Beautiful Mutants and Swallowing Geography

release date: Jun 23, 2015
Beautiful Mutants and Swallowing Geography
From the Man Booker Prize-shortlisted author of Swimming Home, a single volume comprising her first two novels: Beautiful Mutants, long out of print, and Swallowing Geography, never before published in the United States. Beautiful Mutants, Deborah Levy's surreal first novel, introduces a manipulative and magical Russian exile who summons forth a series of grotesques--among them the Poet, the Banker, and the Anorexic Anarchist. Levy explores the anxieties that pervaded the 1980s: exile and emigration, broken dreams, crazed greed and the first seeds of the global financial crisis, self-destructive desires, and the disintegration of culture. It is a feverish allegory written in prose so beautiful and acrobatic that it could only come from a poet. This remarkable and pioneering debut is as much about language as it is the world that ensnares and alienates us.
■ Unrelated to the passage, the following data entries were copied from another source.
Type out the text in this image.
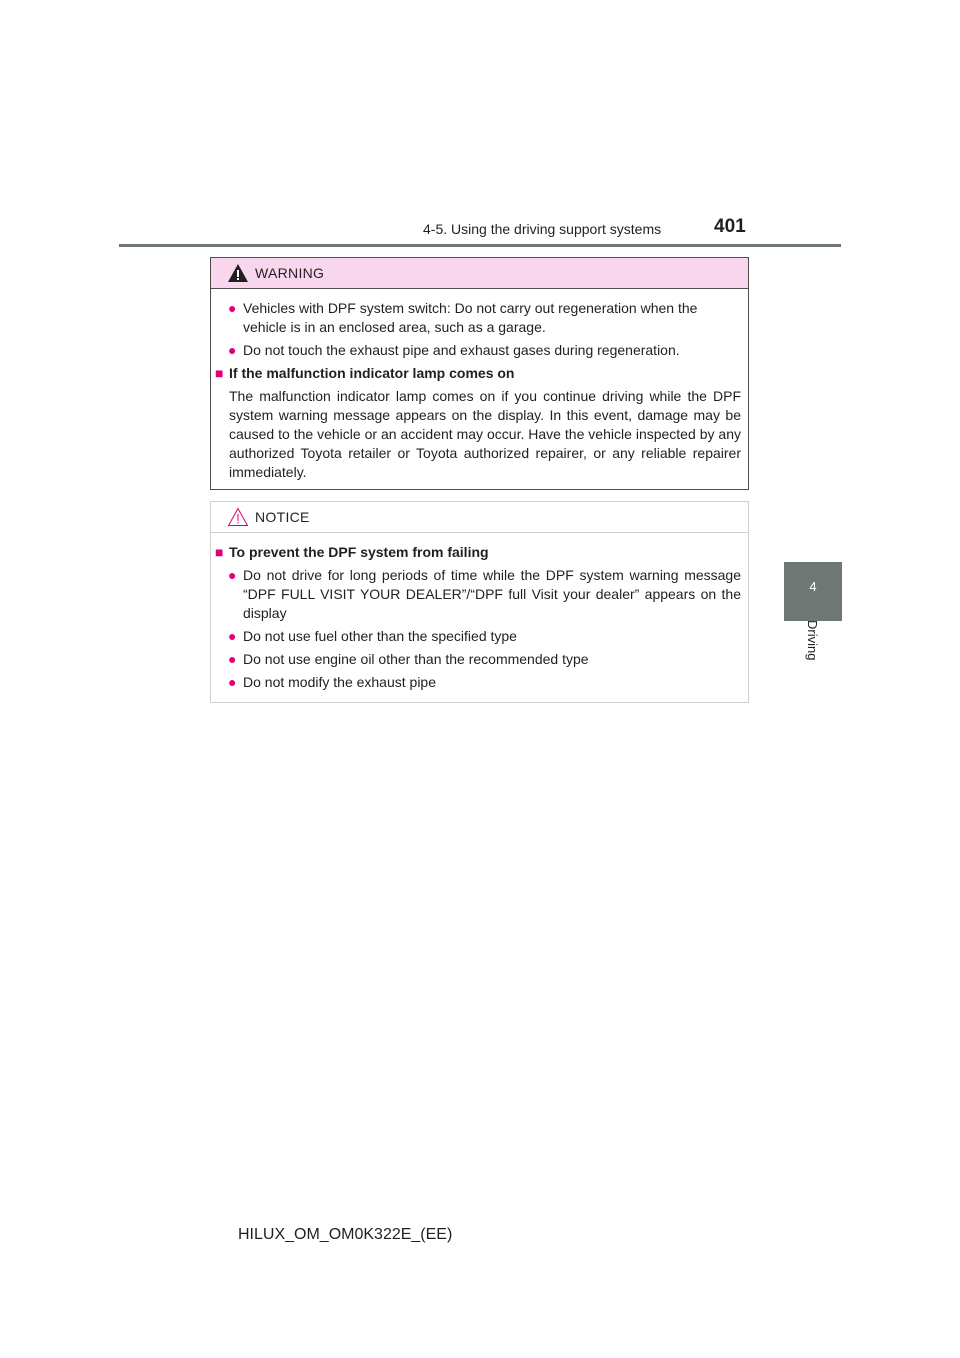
4-5. Using the driving support systems	401
4
Driving
WARNING
● Vehicles with DPF system switch: Do not carry out regeneration when the vehicle is in an enclosed area, such as a garage.
● Do not touch the exhaust pipe and exhaust gases during regeneration.
■ If the malfunction indicator lamp comes on
The malfunction indicator lamp comes on if you continue driving while the DPF system warning message appears on the display. In this event, damage may be caused to the vehicle or an accident may occur. Have the vehicle inspected by any authorized Toyota retailer or Toyota authorized repairer, or any reliable repairer immediately.
NOTICE
■ To prevent the DPF system from failing
● Do not drive for long periods of time while the DPF system warning message “DPF FULL VISIT YOUR DEALER”/“DPF full Visit your dealer” appears on the display
● Do not use fuel other than the specified type
● Do not use engine oil other than the recommended type
● Do not modify the exhaust pipe
HILUX_OM_OM0K322E_(EE)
In Swallowing Geography, J. K., like her namesake Jack Kerouac, is always on the road, traveling Europe with her typewriter in a pillowcase. She wanders, meeting friends and strangers, battling her raging mother, and taking in the world through her uniquely irreverent, ironic perspective. Levy blends fairytale with biting satire, pushing at the edges of reality and marveling at where the world collapses in on itself. In this stunningly original novel, Deborah Levy searches deep into the heart of the late-twentieth century and does not hold back on what she finds there.

The Unloved

release date: Mar 03, 2015
The Unloved
The image is instant. It whirs out of the camera and they all watch it develop in silence. "Here." He gives the photograph to the perfect flawless woman without looking at it, by way of apology. When everyone gathers around Luciana to admire it, Gustav clicks again. The unloved look brave. The unloved look heavier than the loved. Their eyes are sadder but their thoughts are clearer. They are not concerned with pleasing or affirming their loved one's point of view. The unloved look preoccupied. The unloved look impatient. A group of hedonistic tourists--from Algeria, England, Poland, Germany, Italy, France, and America--gathers to celebrate the holidays in a remote French chateau. Then a woman is brutally murdered, and the sad, eerie child Tatiana declares she knows who did it. The subsequent inquiry into the death, however, proves to be more of an investigation into the nature of identity, love, insatiable rage, and sadistic desire. The Unloved offers a bold and revealing look at some of the events that shaped European and African history, and the perils of a future founded on concealed truth.

Swimming Home

release date: Oct 16, 2012
Swimming Home
A mysterious woman who suffers from mental illness suddenly appears at a vacation villa where two families are staying and her interactions with them reveal secret details about their past and tensions within their relationships with each other.